The other two are pretty impressed, and the Brit shrugs modestly.
"State of the art British tech. Surgically implanted. Amazing stuff."
They get set to resume, but another phone goes off.
"Ugh, sorry guys," says the American, but instead of taking out his phone, he holds up his hand, taps the palm with his other hand, and it turns into a screen. As the other two watch, the American has a video call.
When he's finished, the other two are impressed, but the American waves it off.
"No biggie. Just the latest and greatest in digital communications from the good old US of A."
Again, the three are about to continue their game when there's a strange, electronic sound and, much to the other two's surprise, the Aussie runs off into the bushes.
The Brit and the American follow him and soon find the Aussie squatting down in the middle of a clearing, clothes around his ankles, bare-assed and grunting.
"What the hell..." one of them says, but the Aussie holds up his hand in apology.
"Sorry fellas, got a fax coming through..."
What was the last thing to go through the minds of 9/11 jumpers?
Their ankles.
A nickname to call your short GF:
Little ankle biter Master Yoda Hasbula My little Ewok
Are your ankles having a party? Because I think your pants should come on down.
What was the first thing that went through the 9/11 victims' heads?
Their ankles.
I broke my ankles so hard I had to walk uphill both ways.
I was playing basketball and a guy in a wheelchair asked if he could play.
I looked at him and told him that we are looking for ankle breakers, yours are already broken.
I walked up to a group of moms having a conversation while waiting to pick up their kids from day care. They were using cutesy words like "ankle biters", "rug rats," and other terms I've heard parents use before when describing their toddlers.
I thought I'd chime in; as it turns out, "carpet muncher" doesn't mean what I thought it does.
What was the last thing that went through the 9/11 jumpers' heads?
Their ankles.
Yo momma so fat, her ankle broke and gravy poured out.
Daikon legs.
Ccdddfrtyyhhgfdderrrrtyu.
What time is it if you sprain an ankle or an arm?

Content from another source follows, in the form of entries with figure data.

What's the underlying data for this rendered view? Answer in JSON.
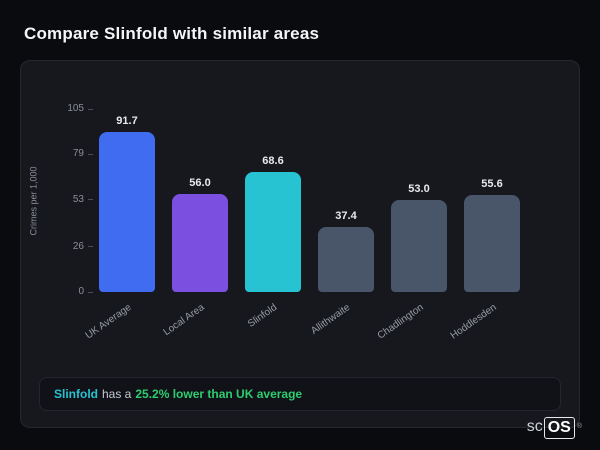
{
  "page": {
    "title": "Compare Slinfold with similar areas"
  },
  "chart_data": {
    "type": "bar",
    "categories": [
      "UK Average",
      "Local Area",
      "Slinfold",
      "Allithwaite",
      "Chadlington",
      "Hoddlesden"
    ],
    "values": [
      91.7,
      56.0,
      68.6,
      37.4,
      53.0,
      55.6
    ],
    "bar_colors": [
      "#3f6cf0",
      "#7b4fe0",
      "#27c3d2",
      "#49566a",
      "#49566a",
      "#49566a"
    ],
    "title": "Compare Slinfold with similar areas",
    "xlabel": "",
    "ylabel": "Crimes per 1,000",
    "yticks": [
      0,
      26,
      53,
      79,
      105
    ],
    "ylim": [
      0,
      105
    ],
    "grid": "off",
    "legend": "none"
  },
  "summary": {
    "area": "Slinfold",
    "middle": "has a",
    "highlight": "25.2% lower than UK average",
    "area_color": "#27c3d2",
    "highlight_color": "#2ecc71"
  },
  "branding": {
    "prefix": "sc",
    "suffix": "OS",
    "registered": "®"
  }
}
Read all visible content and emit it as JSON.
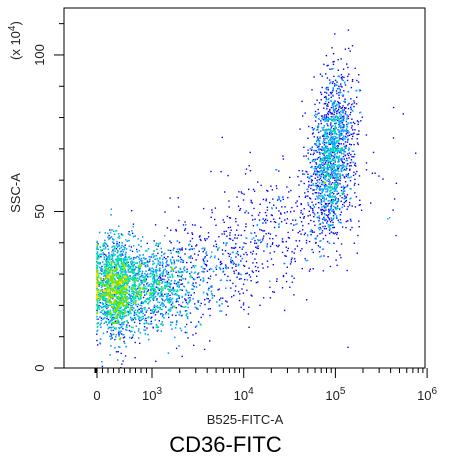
{
  "caption": "CD36-FITC",
  "chart_data": {
    "type": "scatter",
    "subtype": "flow-cytometry-density-dot-plot",
    "xlabel": "B525-FITC-A",
    "ylabel": "SSC-A",
    "y_multiplier_label": "(x 10^4)",
    "x_scale": "biexponential",
    "x_ticks": [
      {
        "value": 0,
        "base": "0",
        "exp": ""
      },
      {
        "value": 1000,
        "base": "10",
        "exp": "3"
      },
      {
        "value": 10000,
        "base": "10",
        "exp": "4"
      },
      {
        "value": 100000,
        "base": "10",
        "exp": "5"
      },
      {
        "value": 1000000,
        "base": "10",
        "exp": "6"
      }
    ],
    "y_ticks": [
      0,
      50,
      100
    ],
    "ylim": [
      0,
      115
    ],
    "grid": false,
    "density_colors": [
      "#0000ff",
      "#00a0ff",
      "#00e0a0",
      "#80e000",
      "#ffe000",
      "#ff5000",
      "#e00000"
    ],
    "populations": [
      {
        "name": "",
        "x_center": 600,
        "y_center": 26,
        "x_spread_decades": 0.35,
        "y_spread": 7,
        "count": 4200
      },
      {
        "name": "",
        "x_center": 90000,
        "y_center": 68,
        "x_spread_decades": 0.12,
        "y_spread": 12,
        "count": 1600
      },
      {
        "name": "",
        "x_center": 8000,
        "y_center": 45,
        "x_spread_decades": 0.7,
        "y_spread": 16,
        "count": 900
      }
    ]
  }
}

Time to go to the doctor! 🥼
What is your name?
My ankle is named Samantha.
What ankle is getting cut off of school? The lights.
At an school 🏫 what is your school's name?
What kind of ankle are you? A broken ankle.
What was the last thing that went through the minds of the 9/11 jumpers?
Their ankles.
Lololol get it? They fell from like 100 feet.
Ahhhhhhh!
What did one ankle say to the other? Good morning, how are you today?